How should campus sexual assault accusations be judged?
Standards of evidence are politically contested. But the most crucial issue is due process.
When secretary of education Betsy DeVos announced that she was rescinding Obama administration guidelines for handling sexual assault on college campuses, there was reason to be suspicious. Given the president’s behavior, the Trump administration has little credibility on issues of sexual assault. And victim advocates were alarmed earlier this year when a Justice Department memo called for making assault victims’ sexual histories admissible in hearings. DeVos’s push to tighten standards for determining guilt in assault cases on campus could be seen—and was seen by many—as a retreat from supporting victims.
But DeVos raised an important issue acknowledged by observers across the political spectrum: universities have been ill-equipped to handle accusations of sexual assault, and their procedures need reform. As Laura Kipnis stresses in Unwanted Advances (reviewed in this issue), the effort to adjudicate assault charges to meet federal civil rights standards has led individual college administrators to violate norms of due process.

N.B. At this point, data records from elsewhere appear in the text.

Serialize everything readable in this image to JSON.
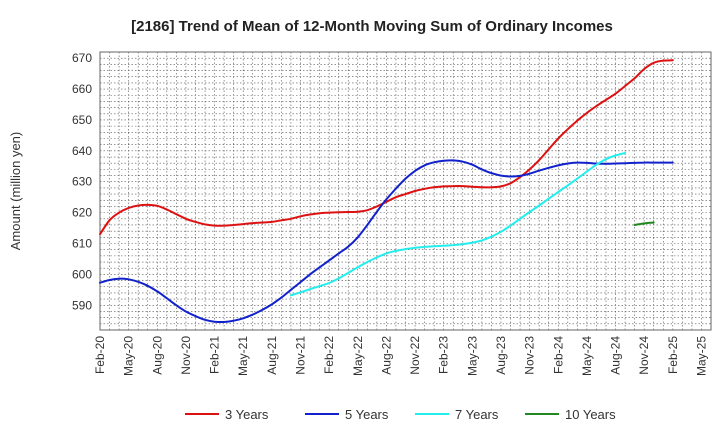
{
  "chart_data": {
    "type": "line",
    "title": "[2186]  Trend of Mean of 12-Month Moving Sum of Ordinary Incomes",
    "ylabel": "Amount (million yen)",
    "xlabel": "",
    "ylim": [
      582,
      672
    ],
    "yticks": [
      590,
      600,
      610,
      620,
      630,
      640,
      650,
      660,
      670
    ],
    "x_start": "2020-02",
    "x_months": 64,
    "xticks": [
      {
        "label": "Feb-20",
        "m": 0
      },
      {
        "label": "May-20",
        "m": 3
      },
      {
        "label": "Aug-20",
        "m": 6
      },
      {
        "label": "Nov-20",
        "m": 9
      },
      {
        "label": "Feb-21",
        "m": 12
      },
      {
        "label": "May-21",
        "m": 15
      },
      {
        "label": "Aug-21",
        "m": 18
      },
      {
        "label": "Nov-21",
        "m": 21
      },
      {
        "label": "Feb-22",
        "m": 24
      },
      {
        "label": "May-22",
        "m": 27
      },
      {
        "label": "Aug-22",
        "m": 30
      },
      {
        "label": "Nov-22",
        "m": 33
      },
      {
        "label": "Feb-23",
        "m": 36
      },
      {
        "label": "May-23",
        "m": 39
      },
      {
        "label": "Aug-23",
        "m": 42
      },
      {
        "label": "Nov-23",
        "m": 45
      },
      {
        "label": "Feb-24",
        "m": 48
      },
      {
        "label": "May-24",
        "m": 51
      },
      {
        "label": "Aug-24",
        "m": 54
      },
      {
        "label": "Nov-24",
        "m": 57
      },
      {
        "label": "Feb-25",
        "m": 60
      },
      {
        "label": "May-25",
        "m": 63
      }
    ],
    "grid": true,
    "legend_position": "bottom",
    "series": [
      {
        "name": "3 Years",
        "color": "#dd1111",
        "points": [
          [
            0,
            613
          ],
          [
            1,
            617.5
          ],
          [
            2,
            620
          ],
          [
            3,
            621.5
          ],
          [
            4,
            622.3
          ],
          [
            5,
            622.5
          ],
          [
            6,
            622.2
          ],
          [
            7,
            621
          ],
          [
            8,
            619.5
          ],
          [
            9,
            618
          ],
          [
            10,
            617
          ],
          [
            11,
            616.2
          ],
          [
            12,
            615.8
          ],
          [
            13,
            615.8
          ],
          [
            14,
            616
          ],
          [
            15,
            616.3
          ],
          [
            16,
            616.6
          ],
          [
            17,
            616.8
          ],
          [
            18,
            617
          ],
          [
            19,
            617.5
          ],
          [
            20,
            618
          ],
          [
            21,
            618.8
          ],
          [
            22,
            619.4
          ],
          [
            23,
            619.8
          ],
          [
            24,
            620
          ],
          [
            25,
            620.1
          ],
          [
            26,
            620.2
          ],
          [
            27,
            620.3
          ],
          [
            28,
            620.8
          ],
          [
            29,
            622
          ],
          [
            30,
            623.5
          ],
          [
            31,
            625
          ],
          [
            32,
            626
          ],
          [
            33,
            627
          ],
          [
            34,
            627.7
          ],
          [
            35,
            628.2
          ],
          [
            36,
            628.5
          ],
          [
            37,
            628.6
          ],
          [
            38,
            628.6
          ],
          [
            39,
            628.4
          ],
          [
            40,
            628.2
          ],
          [
            41,
            628.2
          ],
          [
            42,
            628.5
          ],
          [
            43,
            629.5
          ],
          [
            44,
            631.5
          ],
          [
            45,
            634
          ],
          [
            46,
            637
          ],
          [
            47,
            640.5
          ],
          [
            48,
            644
          ],
          [
            49,
            647
          ],
          [
            50,
            649.8
          ],
          [
            51,
            652.3
          ],
          [
            52,
            654.5
          ],
          [
            53,
            656.5
          ],
          [
            54,
            658.5
          ],
          [
            55,
            661
          ],
          [
            56,
            663.5
          ],
          [
            57,
            666.5
          ],
          [
            58,
            668.5
          ],
          [
            59,
            669.2
          ],
          [
            60,
            669.3
          ]
        ]
      },
      {
        "name": "5 Years",
        "color": "#1122cc",
        "points": [
          [
            0,
            597.3
          ],
          [
            1,
            598.2
          ],
          [
            2,
            598.6
          ],
          [
            3,
            598.4
          ],
          [
            4,
            597.6
          ],
          [
            5,
            596.3
          ],
          [
            6,
            594.5
          ],
          [
            7,
            592.3
          ],
          [
            8,
            590
          ],
          [
            9,
            588
          ],
          [
            10,
            586.5
          ],
          [
            11,
            585.3
          ],
          [
            12,
            584.7
          ],
          [
            13,
            584.6
          ],
          [
            14,
            585
          ],
          [
            15,
            585.8
          ],
          [
            16,
            587
          ],
          [
            17,
            588.5
          ],
          [
            18,
            590.3
          ],
          [
            19,
            592.5
          ],
          [
            20,
            595
          ],
          [
            21,
            597.5
          ],
          [
            22,
            600
          ],
          [
            23,
            602.3
          ],
          [
            24,
            604.5
          ],
          [
            25,
            606.8
          ],
          [
            26,
            609
          ],
          [
            27,
            612
          ],
          [
            28,
            616
          ],
          [
            29,
            620.3
          ],
          [
            30,
            624.3
          ],
          [
            31,
            627.8
          ],
          [
            32,
            631
          ],
          [
            33,
            633.5
          ],
          [
            34,
            635.3
          ],
          [
            35,
            636.3
          ],
          [
            36,
            636.8
          ],
          [
            37,
            636.9
          ],
          [
            38,
            636.5
          ],
          [
            39,
            635.5
          ],
          [
            40,
            634
          ],
          [
            41,
            632.8
          ],
          [
            42,
            632
          ],
          [
            43,
            631.7
          ],
          [
            44,
            631.9
          ],
          [
            45,
            632.6
          ],
          [
            46,
            633.6
          ],
          [
            47,
            634.5
          ],
          [
            48,
            635.3
          ],
          [
            49,
            635.9
          ],
          [
            50,
            636.2
          ],
          [
            51,
            636.1
          ],
          [
            52,
            635.9
          ],
          [
            53,
            635.8
          ],
          [
            54,
            635.9
          ],
          [
            55,
            636
          ],
          [
            56,
            636.1
          ],
          [
            57,
            636.2
          ],
          [
            58,
            636.2
          ],
          [
            59,
            636.2
          ],
          [
            60,
            636.2
          ]
        ]
      },
      {
        "name": "7 Years",
        "color": "#22eeee",
        "points": [
          [
            20,
            593.2
          ],
          [
            21,
            594.2
          ],
          [
            22,
            595.2
          ],
          [
            23,
            596.2
          ],
          [
            24,
            597.2
          ],
          [
            25,
            598.7
          ],
          [
            26,
            600.5
          ],
          [
            27,
            602.3
          ],
          [
            28,
            604
          ],
          [
            29,
            605.5
          ],
          [
            30,
            606.8
          ],
          [
            31,
            607.6
          ],
          [
            32,
            608.2
          ],
          [
            33,
            608.6
          ],
          [
            34,
            608.9
          ],
          [
            35,
            609.1
          ],
          [
            36,
            609.3
          ],
          [
            37,
            609.5
          ],
          [
            38,
            609.8
          ],
          [
            39,
            610.3
          ],
          [
            40,
            611
          ],
          [
            41,
            612.2
          ],
          [
            42,
            613.8
          ],
          [
            43,
            615.8
          ],
          [
            44,
            618
          ],
          [
            45,
            620.2
          ],
          [
            46,
            622.3
          ],
          [
            47,
            624.5
          ],
          [
            48,
            626.7
          ],
          [
            49,
            628.8
          ],
          [
            50,
            631
          ],
          [
            51,
            633.3
          ],
          [
            52,
            635.5
          ],
          [
            53,
            637.3
          ],
          [
            54,
            638.5
          ],
          [
            55,
            639.3
          ]
        ]
      },
      {
        "name": "10 Years",
        "color": "#228822",
        "points": [
          [
            56,
            616
          ],
          [
            57,
            616.5
          ],
          [
            58,
            616.8
          ]
        ]
      }
    ]
  }
}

Current rules put schools in an unusually difficult position. They are called on to examine intimate aspects of students’ lives and to resolve cases in which the alleged victim and alleged perpetrator are often living on the same campus. To reach a responsible conclusion, administrators must find a way resist gender and racial stereotypes about who is likely to be victim or perpetrator and to resist as well their instinct to protect the school’s image.